The council permitted shows at the venue on July 25, 26 and 27, but barred them on July 28 and 29 – although the star himself said he either wants to play all dates, or none.
Yesterday Jimmy Hughes, deputy chief inspector of Trading Standards, said it was the biggest consumer issue of its kind that he could recall on the entire island.
“We haven’t had anything similar to this before in the south of Ireland, or indeed from here,” he said.
“There are an awful lot of people who have been booked to go to it and at the present time we don’t know whether it’s on or it’s off.”
Asked what the upshot is likely to be for consumers, he said if shows simply do not happen then there is a guaranteed right to to get ticket money back.
For travel and accommodation bookings, refunds should be available – but only if the bookings had “some kind of connection with the concert”.
For example this could include travelling on a bus laid on specially for the gig, or a hotel booked as part of a package.
But he said “if you simply booked a hotel or travel, I have awful bad news for you – you don’t have the rights”.
There has been a suggestion that different venues could host the star, but if concerts are later switched to a different date or a different venue, Mr Hughes said ticketholders should still be entitled the chance for a refund.

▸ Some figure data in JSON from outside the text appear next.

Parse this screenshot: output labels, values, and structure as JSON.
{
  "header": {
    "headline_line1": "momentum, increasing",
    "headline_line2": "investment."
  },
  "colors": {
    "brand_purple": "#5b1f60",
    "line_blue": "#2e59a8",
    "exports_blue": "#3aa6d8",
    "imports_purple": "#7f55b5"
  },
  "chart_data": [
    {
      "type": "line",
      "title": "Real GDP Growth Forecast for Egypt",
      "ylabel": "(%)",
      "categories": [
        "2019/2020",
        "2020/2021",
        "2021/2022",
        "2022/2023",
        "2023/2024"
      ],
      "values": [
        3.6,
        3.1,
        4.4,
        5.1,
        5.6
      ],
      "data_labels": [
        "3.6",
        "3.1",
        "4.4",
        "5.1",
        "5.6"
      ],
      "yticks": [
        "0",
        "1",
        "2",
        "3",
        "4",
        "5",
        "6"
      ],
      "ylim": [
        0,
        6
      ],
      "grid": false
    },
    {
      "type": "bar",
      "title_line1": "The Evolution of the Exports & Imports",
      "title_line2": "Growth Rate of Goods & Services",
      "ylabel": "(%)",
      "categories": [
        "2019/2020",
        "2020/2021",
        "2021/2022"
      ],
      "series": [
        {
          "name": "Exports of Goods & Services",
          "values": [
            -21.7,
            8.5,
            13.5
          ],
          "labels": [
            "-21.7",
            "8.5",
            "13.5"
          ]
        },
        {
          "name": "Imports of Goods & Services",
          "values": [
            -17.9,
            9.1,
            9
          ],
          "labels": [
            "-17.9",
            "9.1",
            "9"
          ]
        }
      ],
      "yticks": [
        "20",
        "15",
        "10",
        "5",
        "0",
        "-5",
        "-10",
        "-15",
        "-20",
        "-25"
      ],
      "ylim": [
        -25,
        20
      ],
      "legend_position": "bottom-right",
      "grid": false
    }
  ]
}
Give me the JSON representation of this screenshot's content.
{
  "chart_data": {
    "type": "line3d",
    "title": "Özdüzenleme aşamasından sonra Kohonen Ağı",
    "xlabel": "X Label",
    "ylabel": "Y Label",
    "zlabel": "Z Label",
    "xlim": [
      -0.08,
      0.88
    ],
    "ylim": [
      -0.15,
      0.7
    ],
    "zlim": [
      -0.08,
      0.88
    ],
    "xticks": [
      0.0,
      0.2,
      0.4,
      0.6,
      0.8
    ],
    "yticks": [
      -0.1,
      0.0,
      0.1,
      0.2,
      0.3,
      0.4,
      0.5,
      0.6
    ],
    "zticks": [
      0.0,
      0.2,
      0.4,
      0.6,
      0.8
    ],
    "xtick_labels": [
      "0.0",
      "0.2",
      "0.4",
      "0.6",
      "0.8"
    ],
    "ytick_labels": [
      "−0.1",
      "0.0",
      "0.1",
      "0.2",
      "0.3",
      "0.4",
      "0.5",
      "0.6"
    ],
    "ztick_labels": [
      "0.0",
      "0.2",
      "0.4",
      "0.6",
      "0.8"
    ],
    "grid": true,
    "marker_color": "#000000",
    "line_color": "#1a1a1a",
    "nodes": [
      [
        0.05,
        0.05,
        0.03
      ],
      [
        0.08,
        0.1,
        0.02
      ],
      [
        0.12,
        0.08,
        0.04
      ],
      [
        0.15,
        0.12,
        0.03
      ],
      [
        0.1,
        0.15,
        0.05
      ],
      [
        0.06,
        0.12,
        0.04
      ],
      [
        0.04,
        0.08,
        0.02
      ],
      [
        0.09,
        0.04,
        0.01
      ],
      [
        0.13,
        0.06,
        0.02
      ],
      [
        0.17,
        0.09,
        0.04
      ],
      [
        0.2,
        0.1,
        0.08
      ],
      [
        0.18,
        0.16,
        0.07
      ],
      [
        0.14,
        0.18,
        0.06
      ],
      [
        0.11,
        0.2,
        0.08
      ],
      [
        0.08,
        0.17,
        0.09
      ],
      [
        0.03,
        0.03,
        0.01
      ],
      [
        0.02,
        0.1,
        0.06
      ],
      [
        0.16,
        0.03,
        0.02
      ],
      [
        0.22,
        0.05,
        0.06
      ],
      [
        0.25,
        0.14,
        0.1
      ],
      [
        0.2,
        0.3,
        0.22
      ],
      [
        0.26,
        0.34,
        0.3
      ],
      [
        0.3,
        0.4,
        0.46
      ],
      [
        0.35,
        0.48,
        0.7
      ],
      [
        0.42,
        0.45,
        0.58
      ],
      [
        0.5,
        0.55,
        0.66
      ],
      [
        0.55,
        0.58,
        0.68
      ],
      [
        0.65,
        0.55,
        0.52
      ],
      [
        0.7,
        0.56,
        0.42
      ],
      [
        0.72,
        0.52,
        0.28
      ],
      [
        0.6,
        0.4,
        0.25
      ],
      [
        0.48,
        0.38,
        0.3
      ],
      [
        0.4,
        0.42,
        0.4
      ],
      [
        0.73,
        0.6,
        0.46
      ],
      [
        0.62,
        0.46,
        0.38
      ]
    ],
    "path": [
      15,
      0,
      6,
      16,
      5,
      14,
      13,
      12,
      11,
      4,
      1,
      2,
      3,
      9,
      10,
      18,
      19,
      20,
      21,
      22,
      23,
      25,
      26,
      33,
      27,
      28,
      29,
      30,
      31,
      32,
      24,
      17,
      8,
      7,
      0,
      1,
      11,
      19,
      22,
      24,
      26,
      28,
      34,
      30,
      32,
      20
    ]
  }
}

However, he suggested that the size of any changes may influence this – such as if the gigs are moved to a venue very close by, for example.
When it comes to compensation for inconvenience or time lost from work, that would be “exceptionally unusual”, he said, but recommended consumers take private advice on this if they wish.
Aiken PR, which is handling the media on behalf of Aiken Promotions, had previously been asked why all 400,000 tickets had been sold in February when Dublin council had not given any permission for any of the gigs – something which was applied for in April.
Yesterday, it issued a statement saying: “Aiken Promotions followed the licensing process as laid down under the current regulations.
“It is the standard practice in Ireland to inform the licensing authority, then to announce an event and then to put the tickets on sale in advance of a detailed licence application begin submitted.”